When searching “Montenegro” on Google you will come across the country of Montenegro in the Balkans, but if you search “Montenegro alcohol” you will find the enlightened amaro of Bologna, Italy.
Montenegro is a very common industry drink amongst bartenders. It is most likely taken as a shot, but some very clever mixologists have incorporated this unique amaro in many cocktails; for example, Standby, in Downtown Detroit, offers a drink called “Cool, Cool Beverage,” that includes Branca Mentha, Rhum JM 100, grapefruit sherbet, mint and most importantly the holy grail: Montenegro.
It’s difficult to put into words what Montenegro tastes like. Is it orange? Allspice? licorice root?
It’s all of that and more.
Montenegro is a fairly innocent drink from afar, classy you may say, but if you limit yourself to this amaro for the night, you might find yourself waking up with the thought, “What the hell happened last night?”
Below are 10 ways Montenegro can ruin your life (based on personal experience):
1. Bringing a bottle of Montenegro to a party is exhilarating because not only is it incredibly difficult to get your hands on, chances are your friends and acquaintances haven’t tried it. But, when they do, they don’t like it. In fact, they hate it. At this point in the night, your self-esteem is at an all time low.
2. Well, now that nobody at the party likes it, you decide to keep it by your side and take shots straight from the bottle, not for you, but for the sake of the Montenegro. This leads to a light buzz and with that light buzz comes the inclination to smoke weed and what goes best with an alcoholic drink nobody likes? Weed.

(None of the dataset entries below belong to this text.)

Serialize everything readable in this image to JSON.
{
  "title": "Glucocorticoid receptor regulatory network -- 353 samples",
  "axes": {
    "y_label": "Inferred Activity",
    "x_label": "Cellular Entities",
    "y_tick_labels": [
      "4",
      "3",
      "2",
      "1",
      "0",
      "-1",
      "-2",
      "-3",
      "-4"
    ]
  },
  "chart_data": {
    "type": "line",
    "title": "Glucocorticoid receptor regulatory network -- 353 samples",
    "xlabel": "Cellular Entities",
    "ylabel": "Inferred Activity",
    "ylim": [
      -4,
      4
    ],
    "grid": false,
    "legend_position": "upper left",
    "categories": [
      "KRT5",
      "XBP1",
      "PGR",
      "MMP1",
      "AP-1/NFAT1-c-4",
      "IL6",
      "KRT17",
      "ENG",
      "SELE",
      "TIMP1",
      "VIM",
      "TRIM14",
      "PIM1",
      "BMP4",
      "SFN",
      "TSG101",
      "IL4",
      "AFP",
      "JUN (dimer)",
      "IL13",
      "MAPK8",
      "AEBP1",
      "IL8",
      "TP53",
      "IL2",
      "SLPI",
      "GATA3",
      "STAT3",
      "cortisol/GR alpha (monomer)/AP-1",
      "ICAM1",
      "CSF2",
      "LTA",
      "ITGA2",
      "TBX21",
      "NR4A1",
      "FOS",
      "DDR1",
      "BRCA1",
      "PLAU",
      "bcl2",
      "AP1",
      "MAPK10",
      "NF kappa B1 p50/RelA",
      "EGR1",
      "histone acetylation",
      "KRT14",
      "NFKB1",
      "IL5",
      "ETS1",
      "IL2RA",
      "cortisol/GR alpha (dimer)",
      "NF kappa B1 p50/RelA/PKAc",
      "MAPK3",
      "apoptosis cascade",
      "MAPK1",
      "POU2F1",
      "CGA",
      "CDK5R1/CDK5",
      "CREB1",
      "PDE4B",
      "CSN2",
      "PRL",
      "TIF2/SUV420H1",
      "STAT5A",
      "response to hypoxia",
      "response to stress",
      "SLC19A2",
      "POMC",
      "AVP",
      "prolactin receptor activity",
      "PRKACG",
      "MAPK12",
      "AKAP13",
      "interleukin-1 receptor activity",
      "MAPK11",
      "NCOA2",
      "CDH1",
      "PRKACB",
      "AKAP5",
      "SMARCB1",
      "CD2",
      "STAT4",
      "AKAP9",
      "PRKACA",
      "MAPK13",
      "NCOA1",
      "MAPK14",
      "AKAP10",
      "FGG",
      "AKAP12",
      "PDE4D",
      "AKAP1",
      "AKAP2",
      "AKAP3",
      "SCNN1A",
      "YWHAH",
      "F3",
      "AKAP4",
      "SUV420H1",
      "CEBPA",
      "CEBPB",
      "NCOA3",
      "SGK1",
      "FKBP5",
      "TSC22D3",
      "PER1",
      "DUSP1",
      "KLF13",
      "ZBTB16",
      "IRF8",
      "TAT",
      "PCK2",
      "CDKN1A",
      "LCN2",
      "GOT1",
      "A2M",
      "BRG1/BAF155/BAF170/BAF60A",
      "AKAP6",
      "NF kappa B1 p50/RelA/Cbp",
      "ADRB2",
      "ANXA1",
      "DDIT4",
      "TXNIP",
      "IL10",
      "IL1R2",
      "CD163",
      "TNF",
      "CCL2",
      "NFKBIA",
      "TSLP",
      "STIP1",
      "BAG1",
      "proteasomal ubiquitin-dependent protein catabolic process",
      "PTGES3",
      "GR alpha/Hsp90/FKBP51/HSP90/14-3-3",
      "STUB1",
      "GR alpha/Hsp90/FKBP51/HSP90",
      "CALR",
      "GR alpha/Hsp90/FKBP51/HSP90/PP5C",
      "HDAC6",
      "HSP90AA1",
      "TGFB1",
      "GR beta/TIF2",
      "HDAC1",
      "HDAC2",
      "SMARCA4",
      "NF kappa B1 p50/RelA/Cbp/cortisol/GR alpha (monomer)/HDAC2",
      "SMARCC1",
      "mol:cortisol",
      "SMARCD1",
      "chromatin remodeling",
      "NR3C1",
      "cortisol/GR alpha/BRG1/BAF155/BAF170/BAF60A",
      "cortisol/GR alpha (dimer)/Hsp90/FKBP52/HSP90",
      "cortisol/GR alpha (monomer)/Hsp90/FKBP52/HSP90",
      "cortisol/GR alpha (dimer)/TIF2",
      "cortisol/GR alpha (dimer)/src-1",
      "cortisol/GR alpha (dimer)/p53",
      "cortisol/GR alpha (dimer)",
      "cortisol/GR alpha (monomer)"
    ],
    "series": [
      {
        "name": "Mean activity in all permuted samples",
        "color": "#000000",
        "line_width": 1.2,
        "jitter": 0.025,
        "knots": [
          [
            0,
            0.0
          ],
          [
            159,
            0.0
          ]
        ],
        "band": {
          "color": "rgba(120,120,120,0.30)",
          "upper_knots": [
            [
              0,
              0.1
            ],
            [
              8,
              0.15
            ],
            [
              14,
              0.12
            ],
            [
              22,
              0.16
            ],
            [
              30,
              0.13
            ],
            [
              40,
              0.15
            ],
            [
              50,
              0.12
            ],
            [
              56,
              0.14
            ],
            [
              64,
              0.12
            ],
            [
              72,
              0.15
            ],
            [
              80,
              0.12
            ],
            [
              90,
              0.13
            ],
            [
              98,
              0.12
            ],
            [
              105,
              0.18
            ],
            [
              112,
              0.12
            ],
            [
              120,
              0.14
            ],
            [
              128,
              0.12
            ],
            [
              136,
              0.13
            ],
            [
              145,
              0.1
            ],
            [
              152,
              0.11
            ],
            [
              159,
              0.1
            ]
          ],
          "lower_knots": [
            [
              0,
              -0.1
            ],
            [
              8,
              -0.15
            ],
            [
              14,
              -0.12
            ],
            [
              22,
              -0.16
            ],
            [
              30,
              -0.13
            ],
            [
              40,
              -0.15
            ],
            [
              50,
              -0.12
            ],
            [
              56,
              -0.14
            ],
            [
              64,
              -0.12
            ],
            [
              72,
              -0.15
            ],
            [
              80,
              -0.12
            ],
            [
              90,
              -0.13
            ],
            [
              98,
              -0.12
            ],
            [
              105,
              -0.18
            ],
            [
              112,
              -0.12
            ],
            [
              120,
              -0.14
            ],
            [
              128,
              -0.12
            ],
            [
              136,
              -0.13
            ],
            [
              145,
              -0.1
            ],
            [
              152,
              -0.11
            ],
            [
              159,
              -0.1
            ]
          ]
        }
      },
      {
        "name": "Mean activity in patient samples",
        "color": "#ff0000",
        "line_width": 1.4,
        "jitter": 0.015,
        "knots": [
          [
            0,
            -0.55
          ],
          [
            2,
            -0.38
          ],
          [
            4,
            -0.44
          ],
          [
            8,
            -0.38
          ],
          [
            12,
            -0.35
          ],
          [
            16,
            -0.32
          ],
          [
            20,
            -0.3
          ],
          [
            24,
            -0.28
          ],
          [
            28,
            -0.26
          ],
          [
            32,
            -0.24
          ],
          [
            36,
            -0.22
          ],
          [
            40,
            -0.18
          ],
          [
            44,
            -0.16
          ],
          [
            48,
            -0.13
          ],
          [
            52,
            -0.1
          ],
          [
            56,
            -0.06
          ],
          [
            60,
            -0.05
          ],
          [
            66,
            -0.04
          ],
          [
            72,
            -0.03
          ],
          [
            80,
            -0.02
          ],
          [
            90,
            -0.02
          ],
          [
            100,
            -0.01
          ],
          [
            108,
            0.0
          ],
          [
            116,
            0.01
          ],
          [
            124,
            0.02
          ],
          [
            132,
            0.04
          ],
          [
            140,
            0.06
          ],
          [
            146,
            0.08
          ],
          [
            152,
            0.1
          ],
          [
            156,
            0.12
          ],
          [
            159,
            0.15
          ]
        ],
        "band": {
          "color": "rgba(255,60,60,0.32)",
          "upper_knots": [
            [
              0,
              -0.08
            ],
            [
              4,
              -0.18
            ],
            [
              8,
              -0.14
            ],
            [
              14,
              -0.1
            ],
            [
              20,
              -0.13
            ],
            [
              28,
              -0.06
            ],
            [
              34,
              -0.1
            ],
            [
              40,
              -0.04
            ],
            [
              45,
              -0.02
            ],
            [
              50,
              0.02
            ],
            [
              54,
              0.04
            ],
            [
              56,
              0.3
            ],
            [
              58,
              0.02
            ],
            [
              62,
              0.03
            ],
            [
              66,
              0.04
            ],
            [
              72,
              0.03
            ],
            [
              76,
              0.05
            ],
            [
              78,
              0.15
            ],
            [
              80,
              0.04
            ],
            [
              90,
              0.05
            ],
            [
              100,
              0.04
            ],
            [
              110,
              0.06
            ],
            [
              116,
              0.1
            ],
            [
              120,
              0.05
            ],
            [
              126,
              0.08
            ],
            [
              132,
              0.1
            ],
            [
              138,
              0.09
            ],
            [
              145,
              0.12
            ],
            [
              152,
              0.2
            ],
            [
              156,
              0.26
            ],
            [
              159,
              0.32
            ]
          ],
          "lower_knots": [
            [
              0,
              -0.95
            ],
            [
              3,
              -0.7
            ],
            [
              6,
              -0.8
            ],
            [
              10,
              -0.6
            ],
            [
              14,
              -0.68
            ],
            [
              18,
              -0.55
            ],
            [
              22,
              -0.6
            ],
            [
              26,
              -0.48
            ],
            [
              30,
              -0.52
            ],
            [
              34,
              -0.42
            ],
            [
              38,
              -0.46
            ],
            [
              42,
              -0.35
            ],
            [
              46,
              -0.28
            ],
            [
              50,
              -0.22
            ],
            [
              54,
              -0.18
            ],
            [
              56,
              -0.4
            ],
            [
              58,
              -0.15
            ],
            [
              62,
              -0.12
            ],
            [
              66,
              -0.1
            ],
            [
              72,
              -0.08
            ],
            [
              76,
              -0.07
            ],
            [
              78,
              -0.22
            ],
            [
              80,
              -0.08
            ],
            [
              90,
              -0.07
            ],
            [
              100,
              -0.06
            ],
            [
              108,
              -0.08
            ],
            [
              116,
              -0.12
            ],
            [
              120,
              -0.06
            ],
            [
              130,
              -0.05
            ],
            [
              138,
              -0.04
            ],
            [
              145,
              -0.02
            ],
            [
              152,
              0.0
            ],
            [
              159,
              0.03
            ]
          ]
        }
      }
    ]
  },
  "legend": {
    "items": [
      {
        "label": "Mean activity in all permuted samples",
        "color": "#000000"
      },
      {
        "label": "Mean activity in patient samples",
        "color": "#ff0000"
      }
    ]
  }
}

3. So now you’re high….and buzzed. This a period of low inhibitions and a period of sparked curiosity towards what’s inside your new friend’s home. You leave everybody outside, including your boyfriend and stumble into the house. You immediately fall unto the kitchen floor.
4. Upon entering the home, you spot a crazed drunken woman open the guest bedroom door and scream at the top of her lungs. Before tonight you were acquaintances, but now….you are best friends. (This isn’t Montenegro ruining your life, new friendships are actually one of the many benefits of drinking Montenegro).
5. You and your new BFF will converse in the drunken language of women: bitching about your boyfriends. This only strengthens the bond between the two of you. This will then activate your bisexual tendencies and you start to think, “Should we just date? Fuck our boyfriends.”
6. So now you and your new BFF our joined by two other girls on the guest bedroom bed. Don’t get too excited, nothing happens, except one girl takes her top off and suddenly you think, “Shit, maybe I’m not bisexual.”
7. You decide to leave the bedroom and find your boyfriend, since the craving for masculine energy is strongest at this point. He is found in the kitchen with lots of other men. The only thing you can think of is the Montenegro. You drunkenly express your concern, “Where is the Montenergrooooooooo?”
8. The men are laughing. They are laughing at you. They are laughing at your misery since you can’t find the Montenegro. You decide to head to the table lined with bottles of rum. You start to drink out of the bottles, straight up. The men try to stop you, but no man can stop a woman with Montenegro flowing through her veins.
9. You find a cat named Biscuit. Biscuit is unbothered. He is shaped like a literal biscuit. You love biscuit. You hug biscuit. Biscuit walks away. Your heart breaks.
10. Now you are determined to find the Montenegro the men hid on you during your cross-faded rampage. Your super woman senses tell you to open the refrigerator. You find the Montenegro. You hear your boyfriend mutter, “Oh fuck, what the fuck is even going on anymore?” You chug that glorious nectar of the Italian gods. Your night ends.
Your night doesn’t end on such a wondrous note. Don’t forget that you throw up outside your apartment building and feel like that would be the last day on Earth you would ever live.
Nope, drink how you want and have fun.
Also, Montenegro might turn your night into a messy episode of Jersey Shore – Midwest version, but it will make for great memories.